The cost of living in the Crossroads of America is 7.6% lower than the national average, and the job market has ample opportunities. More than 90 national companies have offices here.
Several major interstates run through and surround the city and the Indianapolis International Airport serves all major US airlines. This makes it easier for avid travelers to get around to wherever they please.
The downtown is bustling and culturally rich, and the overall vibes are friendly. Among all this modern hubbub, as you’re looking at Indianapolis houses for sale, know that there are also quaint spots to enjoy.
This quirky neighborhood harkens back to the old days in many ways. It was the first commercial historic district in the state and its buildings span back to 1871. It’s now one of the six Indianapolis Cultural Districts.
Enjoy a night of duckpin bowling in a dual-alley that originally opened in 1928. Action Duckpin Bowl has eight lanes and a vintage billiard table, while Atomic Duckpin Bowl is housed in an area with authentic 1950s and 60s equipment.
Duckpin is a variation of bowling that utilizes smaller, fatter pins and tinier balls with no finger holes.

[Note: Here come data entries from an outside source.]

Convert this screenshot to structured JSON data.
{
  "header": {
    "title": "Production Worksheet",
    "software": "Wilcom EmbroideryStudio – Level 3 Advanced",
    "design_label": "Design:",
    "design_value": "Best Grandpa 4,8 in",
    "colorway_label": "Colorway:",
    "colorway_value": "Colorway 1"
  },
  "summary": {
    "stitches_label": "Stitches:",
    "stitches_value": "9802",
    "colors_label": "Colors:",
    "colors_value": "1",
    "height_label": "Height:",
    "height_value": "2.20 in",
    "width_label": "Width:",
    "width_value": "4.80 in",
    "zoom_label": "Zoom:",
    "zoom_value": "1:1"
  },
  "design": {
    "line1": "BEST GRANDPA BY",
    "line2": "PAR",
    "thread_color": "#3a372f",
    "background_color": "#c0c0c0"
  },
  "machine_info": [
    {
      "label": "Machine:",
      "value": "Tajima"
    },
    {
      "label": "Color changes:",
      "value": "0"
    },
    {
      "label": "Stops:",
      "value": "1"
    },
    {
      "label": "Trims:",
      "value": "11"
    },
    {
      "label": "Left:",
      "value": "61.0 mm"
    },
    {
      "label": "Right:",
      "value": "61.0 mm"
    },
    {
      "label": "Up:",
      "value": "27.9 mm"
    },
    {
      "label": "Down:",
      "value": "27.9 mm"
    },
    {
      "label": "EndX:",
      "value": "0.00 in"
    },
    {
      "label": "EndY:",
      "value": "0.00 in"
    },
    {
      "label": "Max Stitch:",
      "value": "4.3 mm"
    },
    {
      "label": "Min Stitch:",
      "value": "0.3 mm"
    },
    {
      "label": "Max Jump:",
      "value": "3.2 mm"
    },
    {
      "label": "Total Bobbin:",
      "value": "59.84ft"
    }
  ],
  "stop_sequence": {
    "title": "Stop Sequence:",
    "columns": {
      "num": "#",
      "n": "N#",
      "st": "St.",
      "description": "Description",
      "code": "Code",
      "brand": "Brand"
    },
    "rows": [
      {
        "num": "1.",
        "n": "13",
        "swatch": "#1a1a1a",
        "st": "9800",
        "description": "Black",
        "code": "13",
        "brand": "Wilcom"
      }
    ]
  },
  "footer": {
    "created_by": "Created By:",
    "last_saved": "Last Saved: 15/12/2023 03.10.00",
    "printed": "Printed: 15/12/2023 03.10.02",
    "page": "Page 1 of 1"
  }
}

The Fountain Square Theatre Building sits on the corner of Shelby and Prospect Streets. Built in 1928, it’s now a hub for community artists and independent entrepreneurs.
Within it is the duckpin bowling, Fountain View Inn, and a rooftop garden and lounge.
Indiana Avenue District
Indiana Avenue plays a major part in the black cultural history of the city.
The most prominent part of Indiana Avenue is the Madam CJ Walker Theatre Center, a National Historic Landmark named after African American hair care and beauty products entrepreneur Madam C. J. Walker. It was an entertainment, business, and commercial center for the city’s Black community from the 1920s to the 1950s.
Today it hosts history and heritage tours, comedy and musical acts, and a variety of other events.
The avenue was also a mecca for jazz artists back in the day, having over 30 clubs along the street that included headliners like Ella Fitzgerald and Nat King Cole.
Mass Ave Arts District
This five-block area has many restaurants, galleries, theaters, and independent boutiques for visitors to enjoy.
The nation’s oldest shoe store, Stout’s Shoes of 1886, is here.
Enjoy Indianapolis-style pizza at Bazbeaux or partake in the fried chicken bar at The Eagle.
Silver in the City is a locally owned and highly regarded jewelry store, while the Art Bank is a gallery housed in a former bank building that the famed John Dillinger once robbed.
The Old National Centre is a large building that has three concert venues inside, including the city’s oldest stage house, The Murat Theatre.